ECLI:NL:GHAMS:2013:4996
Gerechtshof Amsterdam
- Hoger beroep
- T.A.C. van Hartingsveldt
- E.A.G. van der Ouderaa
- S. Clement
- Rechtspraak.nl
Verzoek tot verschoning van een raadsheer in belastingzaak
In deze beschikking van het Gerechtshof Amsterdam, gedateerd 4 april 2013, werd het verzoek tot verschoning van een raadsheer-plaatsvervanger in een belastingzaak behandeld. De verzoeker, die betrokken was bij de btw-advisering van een voormalig adviseur van de belanghebbende, verzocht zich te mogen verschonen in de procedure tegen de inspecteur van de Belastingdienst. Dit verzoek werd ingediend omdat de raadsheer zich zorgen maakte over de objectieve waarneming van zijn onpartijdigheid, gezien zijn eerdere professionele relatie met de adviseur van de belanghebbende.

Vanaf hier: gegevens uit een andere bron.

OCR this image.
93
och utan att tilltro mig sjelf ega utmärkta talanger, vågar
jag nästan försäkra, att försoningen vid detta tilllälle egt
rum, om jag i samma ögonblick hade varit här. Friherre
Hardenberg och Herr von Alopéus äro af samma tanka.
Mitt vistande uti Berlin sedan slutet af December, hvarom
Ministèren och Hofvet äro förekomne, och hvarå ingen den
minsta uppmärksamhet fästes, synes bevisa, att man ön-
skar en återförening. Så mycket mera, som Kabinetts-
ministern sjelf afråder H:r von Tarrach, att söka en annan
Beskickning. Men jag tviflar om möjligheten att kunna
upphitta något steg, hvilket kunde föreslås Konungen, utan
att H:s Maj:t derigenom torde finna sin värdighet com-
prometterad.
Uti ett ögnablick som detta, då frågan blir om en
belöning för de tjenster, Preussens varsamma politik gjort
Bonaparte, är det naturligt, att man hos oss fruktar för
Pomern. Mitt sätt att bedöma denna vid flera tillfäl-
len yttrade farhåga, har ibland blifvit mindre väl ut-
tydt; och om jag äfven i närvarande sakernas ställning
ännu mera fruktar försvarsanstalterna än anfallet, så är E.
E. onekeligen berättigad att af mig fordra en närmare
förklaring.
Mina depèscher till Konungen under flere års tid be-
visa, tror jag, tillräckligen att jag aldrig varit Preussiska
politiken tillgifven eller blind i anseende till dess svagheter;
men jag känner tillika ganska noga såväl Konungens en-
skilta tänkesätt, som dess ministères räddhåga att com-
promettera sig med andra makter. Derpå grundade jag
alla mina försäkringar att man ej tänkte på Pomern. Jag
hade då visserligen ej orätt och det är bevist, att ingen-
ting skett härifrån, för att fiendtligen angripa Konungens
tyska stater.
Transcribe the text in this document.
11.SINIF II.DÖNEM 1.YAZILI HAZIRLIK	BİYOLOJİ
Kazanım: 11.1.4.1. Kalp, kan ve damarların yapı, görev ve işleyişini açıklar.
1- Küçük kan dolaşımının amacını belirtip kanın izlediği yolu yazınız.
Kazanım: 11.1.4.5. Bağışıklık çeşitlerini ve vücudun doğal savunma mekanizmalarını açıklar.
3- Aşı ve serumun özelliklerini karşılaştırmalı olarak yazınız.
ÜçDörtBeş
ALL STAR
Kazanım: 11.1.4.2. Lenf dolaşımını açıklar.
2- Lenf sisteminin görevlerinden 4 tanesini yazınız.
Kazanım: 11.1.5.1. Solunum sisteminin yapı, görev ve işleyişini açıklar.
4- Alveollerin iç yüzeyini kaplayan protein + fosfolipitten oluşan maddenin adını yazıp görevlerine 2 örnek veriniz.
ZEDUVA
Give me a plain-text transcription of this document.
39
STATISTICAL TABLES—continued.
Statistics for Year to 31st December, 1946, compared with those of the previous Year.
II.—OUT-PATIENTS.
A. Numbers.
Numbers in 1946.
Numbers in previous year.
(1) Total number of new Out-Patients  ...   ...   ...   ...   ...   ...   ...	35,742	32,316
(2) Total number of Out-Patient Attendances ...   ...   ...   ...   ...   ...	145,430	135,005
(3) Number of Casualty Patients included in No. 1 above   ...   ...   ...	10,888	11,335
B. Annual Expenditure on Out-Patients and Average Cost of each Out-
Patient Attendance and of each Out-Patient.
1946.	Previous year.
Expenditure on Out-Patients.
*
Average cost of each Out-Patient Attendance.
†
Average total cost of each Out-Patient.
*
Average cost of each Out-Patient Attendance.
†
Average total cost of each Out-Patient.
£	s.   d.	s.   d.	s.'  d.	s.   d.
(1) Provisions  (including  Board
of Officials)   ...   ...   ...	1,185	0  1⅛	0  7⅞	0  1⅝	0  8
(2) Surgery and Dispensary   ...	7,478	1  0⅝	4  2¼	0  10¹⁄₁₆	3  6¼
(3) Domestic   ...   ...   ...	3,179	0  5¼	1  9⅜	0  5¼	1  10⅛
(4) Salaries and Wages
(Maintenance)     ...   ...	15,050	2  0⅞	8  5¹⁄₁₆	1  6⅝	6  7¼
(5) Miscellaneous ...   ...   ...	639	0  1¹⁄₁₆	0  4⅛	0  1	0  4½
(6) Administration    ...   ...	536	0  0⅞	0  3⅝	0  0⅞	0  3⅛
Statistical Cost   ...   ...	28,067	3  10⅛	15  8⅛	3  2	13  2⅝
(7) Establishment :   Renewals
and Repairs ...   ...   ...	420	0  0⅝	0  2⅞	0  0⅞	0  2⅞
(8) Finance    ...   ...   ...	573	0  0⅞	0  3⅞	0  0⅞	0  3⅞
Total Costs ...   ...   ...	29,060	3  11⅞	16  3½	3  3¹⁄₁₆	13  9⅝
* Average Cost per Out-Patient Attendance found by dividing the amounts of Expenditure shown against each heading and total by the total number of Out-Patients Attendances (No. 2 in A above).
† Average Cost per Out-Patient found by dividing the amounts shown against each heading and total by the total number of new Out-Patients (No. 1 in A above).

Het hof oordeelde dat, hoewel er geen subjectieve onpartijdigheid was aangetoond, de omstandigheden wel degelijk een objectieve vrees voor partijdigheid opriepen. Het hof benadrukte het belang van de onafhankelijkheid en onpartijdigheid van de rechter en concludeerde dat het verzoek tot verschoning moest worden toegewezen. De beslissing werd openbaar uitgesproken op 4 april 2013, waarbij het hof besloot dat het onderzoek ter terechtzitting opnieuw zou worden aangevangen op een nader te bepalen datum.